BADEN-BADEN AND THINGS THEREIN.
AT one time Baden-Baden was one of the most famous gambling places in the world, but it is now simply a fashionable watering place, very like Saratoga. It is beautifully situated in the valley of the Oos, at the entrance to the Black Forest. During the time the gambling rooms flourished, great pains were taken to make it as attractive as possible.

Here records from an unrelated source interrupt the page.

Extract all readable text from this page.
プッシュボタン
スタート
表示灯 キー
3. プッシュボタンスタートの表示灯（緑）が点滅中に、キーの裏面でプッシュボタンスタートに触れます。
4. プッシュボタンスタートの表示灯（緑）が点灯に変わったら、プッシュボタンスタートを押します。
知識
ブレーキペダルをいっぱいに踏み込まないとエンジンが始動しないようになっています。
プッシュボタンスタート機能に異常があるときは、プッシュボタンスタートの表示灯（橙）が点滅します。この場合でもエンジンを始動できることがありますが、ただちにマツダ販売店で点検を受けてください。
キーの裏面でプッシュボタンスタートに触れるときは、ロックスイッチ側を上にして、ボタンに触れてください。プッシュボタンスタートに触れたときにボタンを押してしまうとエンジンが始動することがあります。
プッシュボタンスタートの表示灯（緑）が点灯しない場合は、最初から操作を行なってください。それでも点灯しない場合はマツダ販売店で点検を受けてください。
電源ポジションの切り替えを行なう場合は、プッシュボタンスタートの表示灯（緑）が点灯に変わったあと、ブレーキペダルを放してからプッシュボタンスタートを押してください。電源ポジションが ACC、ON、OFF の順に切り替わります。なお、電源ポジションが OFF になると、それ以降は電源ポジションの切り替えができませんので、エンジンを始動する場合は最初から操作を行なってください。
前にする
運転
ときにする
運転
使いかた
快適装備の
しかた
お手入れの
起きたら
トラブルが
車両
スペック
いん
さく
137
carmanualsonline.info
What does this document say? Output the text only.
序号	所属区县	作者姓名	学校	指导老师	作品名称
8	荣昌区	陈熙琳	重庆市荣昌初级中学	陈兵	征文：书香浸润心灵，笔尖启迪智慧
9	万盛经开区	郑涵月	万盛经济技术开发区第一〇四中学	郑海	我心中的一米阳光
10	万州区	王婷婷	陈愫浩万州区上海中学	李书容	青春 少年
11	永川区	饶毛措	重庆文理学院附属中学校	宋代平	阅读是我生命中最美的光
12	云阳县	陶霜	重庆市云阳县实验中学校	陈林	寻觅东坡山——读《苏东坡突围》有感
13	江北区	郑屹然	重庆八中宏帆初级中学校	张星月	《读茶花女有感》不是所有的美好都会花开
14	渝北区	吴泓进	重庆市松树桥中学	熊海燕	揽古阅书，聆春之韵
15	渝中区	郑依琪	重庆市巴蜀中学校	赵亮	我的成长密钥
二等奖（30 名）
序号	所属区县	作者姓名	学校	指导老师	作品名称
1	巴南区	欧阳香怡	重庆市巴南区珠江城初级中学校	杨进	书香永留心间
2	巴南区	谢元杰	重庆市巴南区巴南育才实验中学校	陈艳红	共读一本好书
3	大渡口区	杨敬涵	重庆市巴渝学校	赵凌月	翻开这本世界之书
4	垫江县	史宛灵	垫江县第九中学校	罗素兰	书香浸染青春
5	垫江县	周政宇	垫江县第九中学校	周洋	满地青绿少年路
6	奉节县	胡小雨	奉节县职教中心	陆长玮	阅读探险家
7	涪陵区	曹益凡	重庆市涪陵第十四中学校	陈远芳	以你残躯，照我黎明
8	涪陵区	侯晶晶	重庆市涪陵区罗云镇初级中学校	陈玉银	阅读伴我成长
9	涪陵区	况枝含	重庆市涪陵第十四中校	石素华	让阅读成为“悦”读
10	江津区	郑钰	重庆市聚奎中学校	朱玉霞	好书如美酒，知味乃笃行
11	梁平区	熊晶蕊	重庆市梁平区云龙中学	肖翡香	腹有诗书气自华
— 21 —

Long, wide avenues were laid out and planted with beautiful trees, picturesque drives were made, and all the natural advantages were improved a thousand fold, so that to-day it is one of the most beautiful spots imaginable.
The buildings, formerly the scenes of fashionable riot and dissipation, were built in the most elaborate manner and most lavishly decorated with beautiful frescoes by most eminent artists.
Nature made Baden-Baden a natural pleasure and health resort, and wherever men and women go for pleasure or health you may be sure of meeting vice in almost every form. The pleasure seekers must be perpetually stimulated, and those who haunt mineral springs to recover health, generally lost by persistent following of vicious practices, come expecting the waters to build them up to the resumption of the vices that brought them down. Consequently they gamble.
A few years ago Baden-Baden was the head centre of gambling for the world. The Frenchman, Englishman, German, Russian, American, Turk, and, for that matter, men of all nations came here to drink the waters, take the baths and gamble. Following in the train of the rich invalids came the professional gamblers, hawks following pigeons everywhere.